Michael Mcginley

http://michaelmcginley.net

Functional Ecology 

Most work begins with a moment of seeing – relationships generally. Although the images in this project are marked by the absence of people, the human condition in relationship to the nature and communication is the subject of the work.

On a recent journey to the Northern Region of Iceland I was granted permission to enter an Eider colony at Skagafjörður by the local farmer on the understanding that I would be respectful of the nesting birds.  My intention was to photograph a BTS (Base Transceiver Site) standing amongst a field dotted with hundreds of small fluttering white flags. Each flag marked the nest of an Eider. After careful circumnavigation of the field around the BTS I set up my view camera. 

My viewing of the ground glass under the dark cloth was interrupted by the approach of an elderly woman and her two grandchildren. Each was clutching an arm full of flags and cloth bags for the collection of the Eider feathers from vacated nests. I offered them the opportunity to view the scene from underneath the dark cloth. Both the Icelandic grandmother and her two young grandchildren expressed their fascination with the upside down and back to front vision beneath the cloth and wanted to know why the cell mast was the focus of my interest. I asked them did they own mobile phones. The two boys promptly presented their Android devices and their grandmother displayed her iphone. This led to a discussion on how communication technologies have changed their lives and consequently how the BTS situated on their Eider colony was therefore a now significant structure in their ancient landscape. With this, they each appeared satisfied and then duly beckoned me follow them to a nearby Eider nest to witness their time honoured practice of feather collecting. 

 ‘Nature’ at the Eider colony in Skagafjörður has communicated the physical boundary of that space for centuries. The recent arrival of global communication systems has produced a new set of informational social boundaries which co-exist and transform the lived experience in remote locations such as Skagafjörður. I have become fascinated by the seemingly innocuous arrival of these sculptural communication masts in our landscape. Their skeletal temporary forms belie their social and evolutionary significance. They are visible boundary points between the nature and complex communication systems. Consider for a moment the following juxtaposition: Industrial scale surveillance programmes (involving the NSA and communications corporations such as Apple, Facebook and Google) and the hand picking of feathers from an Eider nest.
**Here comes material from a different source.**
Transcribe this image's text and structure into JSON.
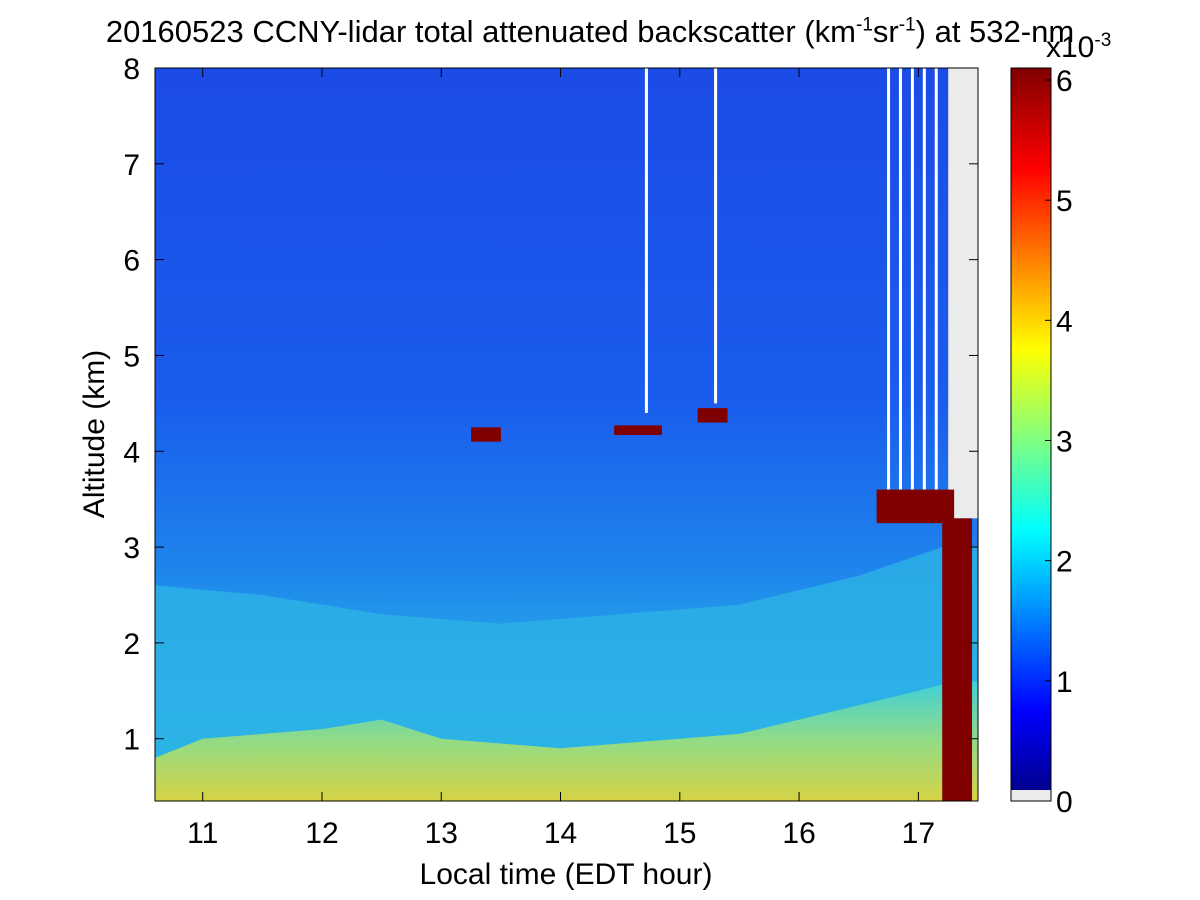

A few years ago it would have seemed inconceivable that two such distinct practices/spaces could co-exist. But here we are – communication technologies are altering our landscape and forever altering the ways in which we communicate with it.

Most of these photographs are produced by a particular set of operations that are specific to large format (5×4) photography.  This analogue method necessitates a slow and material approach to image creation and is indebted to the land artists of the 1970’s. Such artists often employed photography to record performative events that were situated beyond the boundaries of ‘Art’ institutions. The events that I document here focus on how we are producing new social spaces through our adoption of new communication and information technologies.

Perhaps all the photographs succeed in doing is communicating our alienation from Nature?